Nicholas Owens, the director of the Scottish Association for Marine Science said that the conventional view is that oxygen was produced around three billion years ago by ancient microbes, and that there was a progression of complex life thereafter. “The potential that there was an alternative source requires us to have a radical rethink.”
Sweetman first noticed something strange in 2013. He and his team had been working to measure the oxygen flow in confined areas. The flow of oxygen seemed to increase at the seafloor, despite the fact that there were no photosynthesizing organisms nearby, so much so that the researchers thought it was an instrumental anomaly.
Where Did Oxygen Start on Earth? Scientists Revisiting Polymetal Nodules in the Clarion-Clipperton Zone
The metals in polymetallic nodules can be used to make batteries for consumer electronics, appliances and electric vehicles.
Franz Geiger, a Northwestern University chemistry professor who worked on the study, said in a separate news release that there may be enough polymetallic nodules in an area of the Pacific Ocean called the Clarion-Clipperton Zone to meet global energy demands for decades after.
If deep-sea mining becomes an opportunity that is being pursued, it needs to be done on a level and not detrimental to life down there, Geiger told NPR.
Some research indicates that missions for deep-sea mining in the 70s and ’80s may have had repercussions on the marine life in the area for decades.
“I think we therefore need to revisit questions like: where could aerobic life have begun?” said Andrew Sweetman, a professor with the Scottish Association for Marine Science in Oban, Scotland, in a news release.

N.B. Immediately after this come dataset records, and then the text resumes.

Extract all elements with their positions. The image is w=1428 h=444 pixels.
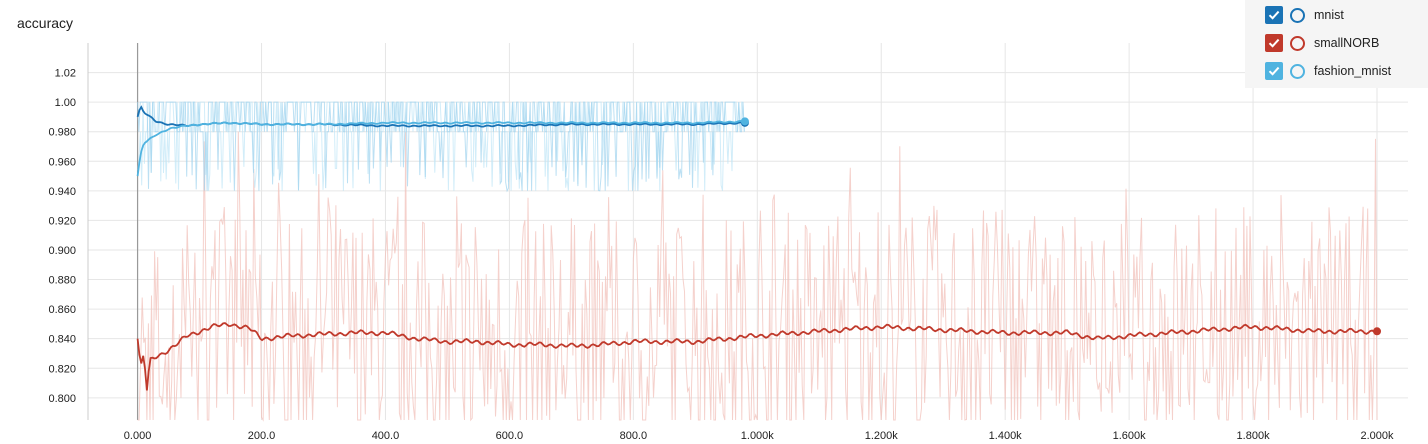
chart-title: accuracy: [17, 15, 74, 31]
y-tick-label: 0.900: [48, 245, 76, 257]
series-endpoint-smallnorb: [1373, 327, 1382, 336]
x-tick-label: 1.600k: [1113, 430, 1147, 442]
legend-label: smallNORB: [1314, 36, 1380, 50]
x-tick-label: 0.000: [124, 430, 152, 442]
legend-label: fashion_mnist: [1314, 64, 1392, 78]
x-tick-label: 1.200k: [865, 430, 899, 442]
legend-label: mnist: [1314, 8, 1344, 22]
y-tick-label: 0.980: [48, 127, 76, 139]
y-tick-label: 0.920: [48, 215, 76, 227]
legend-item-smallnorb[interactable]: smallNORB: [1265, 32, 1379, 54]
legend-item-fashion-mnist[interactable]: fashion_mnist: [1265, 60, 1391, 82]
y-tick-label: 0.940: [48, 186, 76, 198]
x-tick-label: 2.000k: [1360, 430, 1394, 442]
x-tick-label: 1.000k: [741, 430, 775, 442]
series-color-ring-icon[interactable]: [1290, 7, 1305, 23]
raw-noise: [137, 101, 1378, 422]
x-tick-label: 800.0: [620, 430, 648, 442]
checkbox-checked-icon[interactable]: [1265, 34, 1283, 52]
x-tick-label: 200.0: [248, 430, 276, 442]
series-lines: [136, 105, 1382, 391]
series-color-ring-icon[interactable]: [1290, 63, 1305, 79]
raw-trace-mnist: [137, 101, 745, 193]
legend-item-mnist[interactable]: mnist: [1265, 4, 1344, 26]
series-line-smallnorb: [136, 322, 1377, 391]
tick-labels: 0.800 0.820 0.840 0.860 0.880 0.900 0.920 0.940…: [48, 68, 1394, 442]
y-tick-label: 0.840: [48, 334, 76, 346]
x-tick-label: 1.800k: [1237, 430, 1271, 442]
checkbox-checked-icon[interactable]: [1265, 6, 1283, 24]
series-color-ring-icon[interactable]: [1290, 35, 1305, 51]
y-tick-label: 0.960: [48, 156, 76, 168]
raw-trace-smallnorb: [137, 131, 1378, 422]
y-tick-label: 0.860: [48, 304, 76, 316]
x-tick-label: 400.0: [372, 430, 400, 442]
x-tick-label: 1.400k: [989, 430, 1023, 442]
y-tick-label: 0.880: [48, 275, 76, 287]
y-tick-label: 0.800: [48, 393, 76, 405]
legend: mnist smallNORB fashion_mnist: [1245, 0, 1428, 88]
y-tick-label: 1.02: [55, 68, 76, 80]
y-tick-label: 0.820: [48, 363, 76, 375]
series-endpoint-fashion-mnist: [740, 117, 749, 126]
x-tick-label: 600.0: [496, 430, 524, 442]
y-tick-label: 1.00: [55, 97, 76, 109]
checkbox-checked-icon[interactable]: [1265, 62, 1283, 80]
series-line-fashion-mnist: [136, 119, 744, 177]
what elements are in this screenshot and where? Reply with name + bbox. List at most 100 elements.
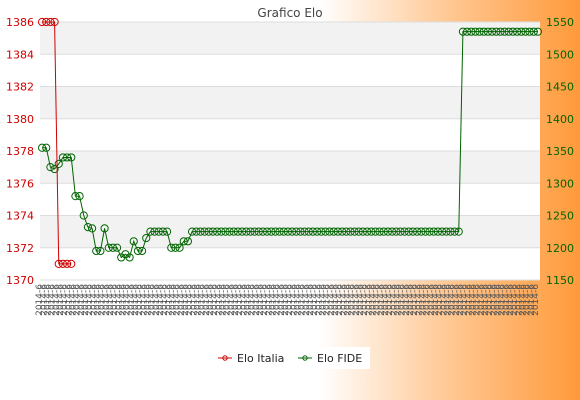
x-tick-label: 2014-6	[343, 284, 353, 316]
elo-fide-point	[287, 227, 297, 236]
x-tick-label: 2014-6	[68, 284, 78, 316]
elo-fide-point	[167, 243, 176, 252]
y-left-ticks: 1370 1372 1374 1376 1378 1380 1382 1384 1386	[6, 16, 34, 287]
elo-fide-point	[133, 246, 143, 256]
x-tick-label: 2014-6	[131, 284, 141, 316]
x-tick-label: 2014-6	[98, 284, 108, 316]
x-tick-label: 2014-6	[39, 284, 49, 316]
legend-elo-fide-marker	[302, 355, 308, 361]
x-tick-label: 2014-6	[110, 284, 120, 316]
elo-fide-point	[521, 27, 530, 36]
elo-fide-point	[500, 27, 509, 36]
x-tick-label: 2014-6	[193, 284, 203, 316]
elo-fide-point	[379, 227, 388, 236]
elo-fide-point	[517, 27, 526, 36]
elo-fide-point	[221, 227, 230, 236]
x-tick-label: 2014-6	[114, 284, 124, 316]
elo-fide-point	[529, 27, 538, 36]
x-tick-label: 2014-6	[123, 284, 133, 316]
x-tick-label: 2014-6	[514, 284, 524, 316]
series-lines	[37, 17, 543, 268]
elo-fide-point	[267, 227, 276, 236]
elo-fide-point	[308, 227, 318, 236]
x-tick-label: 2014-6	[252, 284, 262, 316]
elo-fide-point	[508, 27, 518, 36]
elo-fide-point	[50, 164, 59, 174]
elo-fide-point	[271, 227, 280, 236]
elo-fide-point	[242, 227, 251, 236]
elo-fide-point	[442, 227, 451, 236]
x-tick-label: 2014-6	[281, 284, 291, 316]
x-tick-label: 2014-6	[323, 284, 333, 316]
x-tick-label: 2014-6	[389, 284, 399, 316]
x-tick-label: 2014-6	[418, 284, 428, 316]
elo-fide-point	[62, 153, 72, 162]
y-right-tick-label: 1500	[546, 48, 574, 61]
x-tick-label: 2014-6	[293, 284, 303, 316]
y-left-tick-label: 1384	[6, 48, 34, 61]
x-tick-label: 2014-6	[214, 284, 224, 316]
x-tick-label: 2014-6	[77, 284, 87, 316]
elo-fide-point	[312, 227, 322, 236]
elo-fide-point	[487, 27, 497, 36]
x-tick-label: 2014-6	[464, 284, 474, 316]
elo-italia-point	[46, 17, 55, 27]
y-right-tick-label: 1350	[546, 145, 574, 158]
x-tick-label: 2014-6	[89, 284, 99, 316]
y-left-tick-label: 1378	[6, 145, 34, 158]
legend-box	[210, 347, 370, 369]
elo-fide-point	[187, 227, 197, 236]
legend: Elo Italia Elo FIDE	[210, 347, 370, 369]
x-tick-label: 2014-6	[381, 284, 391, 316]
y-right-tick-label: 1550	[546, 16, 574, 29]
elo-fide-point	[275, 227, 284, 236]
x-tick-label: 2014-6	[189, 284, 199, 316]
x-tick-label: 2014-6	[318, 284, 328, 316]
x-tick-label: 2014-6	[181, 284, 191, 316]
elo-fide-point	[342, 227, 351, 236]
elo-fide-point	[350, 227, 359, 236]
x-tick-label: 2014-6	[152, 284, 162, 316]
x-tick-label: 2014-6	[93, 284, 103, 316]
x-tick-label: 2014-6	[393, 284, 403, 316]
y-right-tick-label: 1150	[546, 274, 574, 287]
x-tick-label: 2014-6	[339, 284, 349, 316]
elo-fide-point	[408, 227, 418, 236]
x-tick-label: 2014-6	[164, 284, 174, 316]
elo-fide-point	[183, 237, 193, 246]
elo-fide-point	[87, 224, 97, 233]
x-tick-label: 2014-6	[306, 284, 316, 316]
elo-fide-point	[375, 227, 384, 236]
elo-fide-point	[196, 227, 205, 236]
x-tick-label: 2014-6	[206, 284, 216, 316]
x-tick-label: 2014-6	[289, 284, 299, 316]
x-tick-label: 2014-6	[414, 284, 424, 316]
x-tick-label: 2014-6	[143, 284, 153, 316]
x-tick-label: 2014-6	[52, 284, 62, 316]
elo-fide-point	[525, 27, 534, 36]
x-tick-label: 2014-6	[85, 284, 95, 316]
x-tick-label: 2014-6	[373, 284, 383, 316]
x-tick-label: 2014-6	[118, 284, 128, 316]
x-tick-label: 2014-6	[298, 284, 308, 316]
x-tick-label: 2014-6	[310, 284, 320, 316]
elo-fide-point	[292, 227, 301, 236]
elo-fide-point	[387, 227, 397, 236]
x-tick-label: 2014-6	[185, 284, 195, 316]
elo-fide-point	[58, 153, 68, 162]
x-tick-label: 2014-6	[456, 284, 466, 316]
elo-fide-point	[496, 27, 505, 36]
x-tick-label: 2014-6	[235, 284, 245, 316]
elo-fide-point	[400, 227, 409, 236]
elo-italia-point	[54, 259, 63, 268]
legend-elo-fide-label: Elo FIDE	[317, 352, 362, 365]
x-tick-label: 2014-6	[498, 284, 508, 316]
x-tick-label: 2014-6	[481, 284, 491, 316]
x-tick-label: 2014-6	[477, 284, 487, 316]
y-right-tick-label: 1450	[546, 81, 574, 94]
elo-fide-point	[283, 227, 293, 236]
elo-fide-point	[483, 27, 493, 36]
x-tick-label: 2014-6	[156, 284, 166, 316]
elo-fide-point	[146, 227, 155, 236]
elo-italia-point	[50, 17, 59, 27]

The issue needed to be investigated. First, the team ascertained with certainty that any microorganisms capable of producing oxygen weren’t present. The scientists speculated that polymetallic nodules were captured in the benthic chamber. After several laboratory tests, Sweetman says, they found that the nodules act like a geobattery: They generate a small electric current (about 1 volt each) that splits water molecules into their two components, hydrogen and oxygen, in a process called electrolysis.
How the nodules produce oxygen, however, is not entirely clear: It’s not known what generates the electric current, whether the reaction is continuous, and crucially, whether the oxygen production is significant enough to sustain an ecosystem.

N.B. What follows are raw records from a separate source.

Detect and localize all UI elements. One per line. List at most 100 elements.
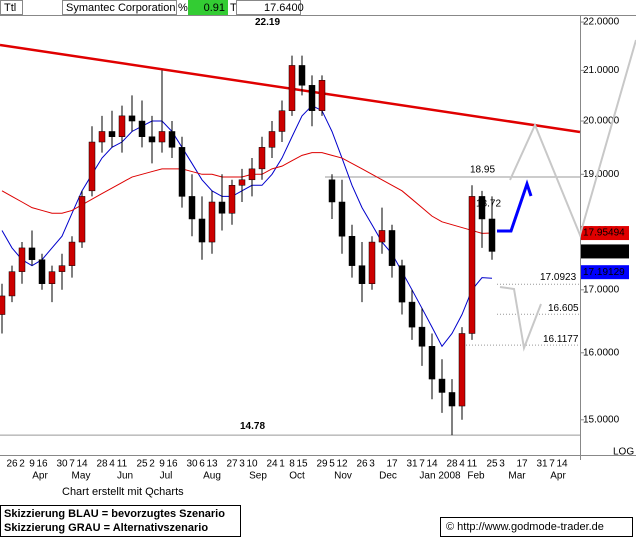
price-marker-label: 17.19129 (583, 267, 625, 278)
day-label: 14 (76, 459, 88, 470)
candle-body (118, 115, 126, 137)
y-tick-label: 19.0000 (583, 169, 620, 180)
day-label: 30 (56, 459, 68, 470)
price-marker-label: 17.95494 (583, 228, 625, 239)
y-tick-label: 16.0000 (583, 347, 620, 358)
candle-body (468, 196, 476, 334)
price-marker (581, 265, 629, 280)
last-label: T (230, 2, 237, 14)
day-label: 11 (467, 459, 478, 470)
candle-body (278, 110, 286, 132)
day-label: 29 (316, 459, 328, 470)
y-tick-label: 17.0000 (583, 284, 620, 295)
grey-scenario-up (509, 39, 636, 239)
day-label: 14 (556, 459, 568, 470)
candle-body (228, 185, 236, 214)
month-label: Nov (334, 471, 352, 482)
candle-body (288, 65, 296, 111)
candle-body (178, 147, 186, 197)
month-label: Jun (117, 471, 133, 482)
name-box (62, 0, 177, 15)
candle-body (408, 301, 416, 328)
day-label: 10 (246, 459, 258, 470)
day-label: 6 (199, 459, 205, 470)
month-label: Sep (249, 471, 267, 482)
month-label: Apr (550, 471, 566, 482)
pct-box (188, 0, 228, 15)
y-tick-label: 15.0000 (583, 414, 620, 425)
y-tick-label: 20.0000 (583, 116, 620, 127)
candle-body (388, 230, 396, 266)
candle-body (268, 131, 276, 148)
candle-body (68, 241, 76, 266)
day-label: 16 (166, 459, 178, 470)
candle-body (88, 141, 96, 192)
level-label: 16.1177 (543, 334, 579, 345)
day-label: 11 (117, 459, 128, 470)
level-label: 22.19 (255, 17, 280, 28)
candle-body (338, 201, 346, 237)
day-label: 15 (296, 459, 308, 470)
candle-body (0, 295, 6, 315)
candle-body (358, 265, 366, 284)
day-label: 28 (446, 459, 458, 470)
day-label: 7 (549, 459, 555, 470)
candle-body (398, 265, 406, 303)
day-label: 16 (36, 459, 48, 470)
day-label: 24 (266, 459, 278, 470)
day-label: 5 (329, 459, 335, 470)
candle-body (128, 115, 136, 122)
copyright: © http://www.godmode-trader.de (446, 521, 604, 533)
candle-body (258, 147, 266, 170)
day-label: 27 (226, 459, 238, 470)
candle-body (238, 179, 246, 186)
candle-body (318, 80, 326, 111)
candle-body (38, 259, 46, 284)
day-label: 2 (149, 459, 155, 470)
legend-grey: Skizzierung GRAU = Alternativszenario (4, 522, 208, 534)
candle-body (108, 131, 116, 137)
day-label: 17 (516, 459, 528, 470)
month-label: Mar (508, 471, 526, 482)
day-label: 9 (159, 459, 165, 470)
day-label: 25 (486, 459, 498, 470)
candle-body (138, 120, 146, 137)
y-tick-label: 21.0000 (583, 65, 620, 76)
day-label: 26 (6, 459, 18, 470)
day-label: 3 (369, 459, 375, 470)
candle-body (378, 230, 386, 243)
day-label: 30 (186, 459, 198, 470)
month-label: Jan 2008 (419, 471, 461, 482)
candle-body (368, 241, 376, 284)
level-label: 18.72 (476, 198, 501, 209)
candle-body (298, 65, 306, 86)
candle-body (188, 196, 196, 220)
scale-label: LOG (613, 447, 634, 458)
level-label: 18.95 (470, 165, 495, 176)
y-tick-label: 22.0000 (583, 17, 620, 28)
month-label: Jul (160, 471, 173, 482)
day-label: 14 (426, 459, 438, 470)
month-label: May (72, 471, 91, 482)
legend-box (0, 505, 241, 537)
day-label: 8 (289, 459, 295, 470)
candle-body (438, 378, 446, 393)
pct-value: 0.91 (204, 2, 225, 14)
price-marker-label: 17.6400 (583, 246, 620, 257)
symbol: Ttl (4, 2, 16, 14)
last-box (236, 0, 301, 15)
candle-body (158, 131, 166, 143)
day-label: 13 (206, 459, 218, 470)
grey-scenario-down (499, 286, 542, 352)
candle-body (478, 196, 486, 220)
day-label: 3 (239, 459, 245, 470)
day-label: 31 (536, 459, 548, 470)
day-label: 4 (109, 459, 115, 470)
candle-body (48, 271, 56, 284)
day-label: 7 (419, 459, 425, 470)
header: Ttl Symantec Corporation % 0.91 T 17.640… (0, 0, 304, 15)
day-label: 9 (29, 459, 35, 470)
candle-body (448, 392, 456, 407)
pct-label: % (178, 2, 188, 14)
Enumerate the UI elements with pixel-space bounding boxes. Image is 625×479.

It is possible that the spark that started life on Earth was caused by the ionization of the polymetallic nodules. According to Sweetman, this is an exciting hypothesis that should be explored further. It is possible that this could happen on another world, and be a potential source of alien life.

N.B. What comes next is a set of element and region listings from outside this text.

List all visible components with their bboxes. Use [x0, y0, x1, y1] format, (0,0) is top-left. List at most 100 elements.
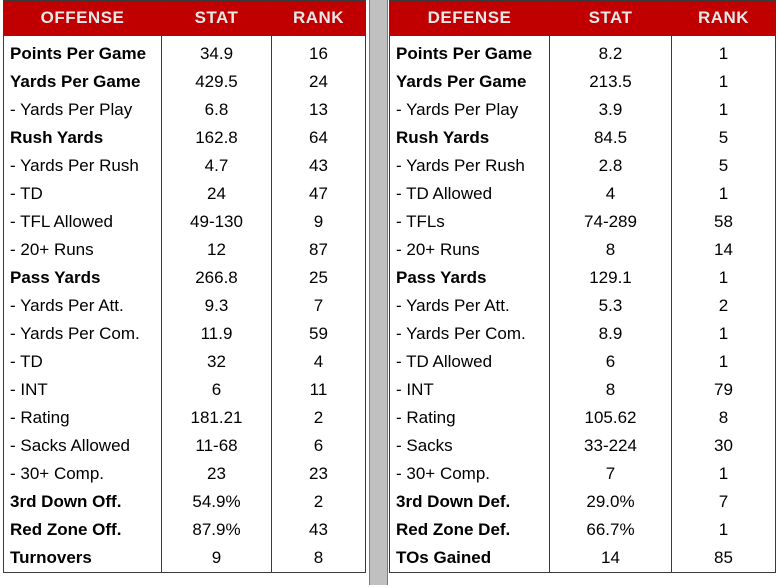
defense-row-stat: 8: [549, 376, 672, 404]
defense-row-rank: 1: [671, 35, 776, 68]
offense-row-label: - Yards Per Att.: [3, 292, 162, 320]
offense-row: - Yards Per Com. 11.9 59: [3, 320, 366, 348]
defense-row: Pass Yards 129.1 1: [389, 264, 776, 292]
defense-row-label: - Yards Per Play: [389, 96, 550, 124]
defense-row-label: - 30+ Comp.: [389, 460, 550, 488]
offense-row-rank: 2: [271, 404, 366, 432]
offense-row-label: Pass Yards: [3, 264, 162, 292]
offense-row: - TFL Allowed 49-130 9: [3, 208, 366, 236]
offense-row-rank: 7: [271, 292, 366, 320]
defense-row: - Rating 105.62 8: [389, 404, 776, 432]
defense-row-rank: 1: [671, 516, 776, 544]
offense-row-stat: 9.3: [161, 292, 272, 320]
defense-row-label: - 20+ Runs: [389, 236, 550, 264]
defense-row: Points Per Game 8.2 1: [389, 35, 776, 68]
offense-row-label: - Rating: [3, 404, 162, 432]
offense-rows: Points Per Game 34.9 16 Yards Per Game 429.5…: [3, 35, 366, 573]
offense-row-stat: 32: [161, 348, 272, 376]
offense-row-rank: 8: [271, 544, 366, 573]
offense-header-stat: STAT: [161, 0, 272, 36]
offense-row-label: - TD: [3, 348, 162, 376]
offense-row: - TD 24 47: [3, 180, 366, 208]
defense-header-stat: STAT: [549, 0, 672, 36]
defense-header-rank: RANK: [671, 0, 776, 36]
offense-row-label: Yards Per Game: [3, 68, 162, 96]
defense-row: - TD Allowed 6 1: [389, 348, 776, 376]
offense-row-label: - Sacks Allowed: [3, 432, 162, 460]
offense-row: Red Zone Off. 87.9% 43: [3, 516, 366, 544]
defense-row-stat: 213.5: [549, 68, 672, 96]
defense-row-stat: 5.3: [549, 292, 672, 320]
offense-row-stat: 24: [161, 180, 272, 208]
defense-row: TOs Gained 14 85: [389, 544, 776, 573]
defense-row-label: - Yards Per Rush: [389, 152, 550, 180]
defense-row-rank: 5: [671, 152, 776, 180]
offense-row-rank: 16: [271, 35, 366, 68]
offense-row-stat: 429.5: [161, 68, 272, 96]
defense-row-rank: 1: [671, 68, 776, 96]
offense-panel: OFFENSE STAT RANK Points Per Game 34.9 16 Y…: [3, 0, 366, 573]
offense-row-rank: 43: [271, 516, 366, 544]
offense-row-label: - 20+ Runs: [3, 236, 162, 264]
defense-row: - Yards Per Rush 2.8 5: [389, 152, 776, 180]
defense-row-label: Points Per Game: [389, 35, 550, 68]
offense-row-label: 3rd Down Off.: [3, 488, 162, 516]
defense-panel: DEFENSE STAT RANK Points Per Game 8.2 1 Yar…: [389, 0, 776, 573]
defense-row-rank: 7: [671, 488, 776, 516]
offense-row-rank: 87: [271, 236, 366, 264]
defense-row-rank: 5: [671, 124, 776, 152]
offense-row-stat: 12: [161, 236, 272, 264]
offense-row: - Yards Per Rush 4.7 43: [3, 152, 366, 180]
offense-row-rank: 6: [271, 432, 366, 460]
defense-row: Rush Yards 84.5 5: [389, 124, 776, 152]
offense-row-label: Turnovers: [3, 544, 162, 573]
defense-header-row: DEFENSE STAT RANK: [389, 0, 776, 36]
offense-header-label: OFFENSE: [3, 0, 162, 36]
defense-row: Red Zone Def. 66.7% 1: [389, 516, 776, 544]
offense-row-label: - Yards Per Rush: [3, 152, 162, 180]
offense-row-label: Red Zone Off.: [3, 516, 162, 544]
offense-row: Pass Yards 266.8 25: [3, 264, 366, 292]
offense-row: 3rd Down Off. 54.9% 2: [3, 488, 366, 516]
offense-row-stat: 54.9%: [161, 488, 272, 516]
defense-row: - INT 8 79: [389, 376, 776, 404]
defense-row-stat: 3.9: [549, 96, 672, 124]
offense-header-row: OFFENSE STAT RANK: [3, 0, 366, 36]
defense-row: - 20+ Runs 8 14: [389, 236, 776, 264]
defense-row-label: - Yards Per Att.: [389, 292, 550, 320]
offense-row-rank: 13: [271, 96, 366, 124]
defense-row-label: Rush Yards: [389, 124, 550, 152]
offense-row: - INT 6 11: [3, 376, 366, 404]
offense-row: Rush Yards 162.8 64: [3, 124, 366, 152]
offense-row-label: Rush Yards: [3, 124, 162, 152]
offense-row: Yards Per Game 429.5 24: [3, 68, 366, 96]
offense-header-rank: RANK: [271, 0, 366, 36]
offense-row-stat: 49-130: [161, 208, 272, 236]
offense-row-stat: 11.9: [161, 320, 272, 348]
offense-row-rank: 59: [271, 320, 366, 348]
defense-row: - Yards Per Com. 8.9 1: [389, 320, 776, 348]
offense-row-stat: 23: [161, 460, 272, 488]
offense-row-stat: 4.7: [161, 152, 272, 180]
offense-row-label: - TFL Allowed: [3, 208, 162, 236]
offense-row-rank: 47: [271, 180, 366, 208]
offense-row-label: - TD: [3, 180, 162, 208]
defense-row: - Sacks 33-224 30: [389, 432, 776, 460]
defense-table: DEFENSE STAT RANK Points Per Game 8.2 1 Yar…: [389, 0, 776, 573]
offense-row: - Sacks Allowed 11-68 6: [3, 432, 366, 460]
offense-row-label: Points Per Game: [3, 35, 162, 68]
offense-row-rank: 4: [271, 348, 366, 376]
offense-row-stat: 181.21: [161, 404, 272, 432]
defense-row-stat: 6: [549, 348, 672, 376]
defense-row-rank: 1: [671, 348, 776, 376]
offense-row: - 30+ Comp. 23 23: [3, 460, 366, 488]
offense-row-stat: 34.9: [161, 35, 272, 68]
defense-row: - Yards Per Play 3.9 1: [389, 96, 776, 124]
defense-row-stat: 8: [549, 236, 672, 264]
defense-row: - 30+ Comp. 7 1: [389, 460, 776, 488]
defense-rows: Points Per Game 8.2 1 Yards Per Game 213.5 1-…: [389, 35, 776, 573]
offense-row-stat: 162.8: [161, 124, 272, 152]
defense-row-stat: 74-289: [549, 208, 672, 236]
column-divider: [369, 0, 388, 585]
defense-row-stat: 4: [549, 180, 672, 208]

But with many questions unanswered, some are casting doubt on the findings. The biggest criticisms have come from within the seabed-mining world: Patrick Downes of the Metals Company, a seabed-mining company that works in deep water—the same waters Sweetman studied and that partly funded Sweetman’s research—says the results are the result of oxygen contamination from outside sources, and that his company will soon produce a paper refuting the thesis put forward by Sweetman’s group.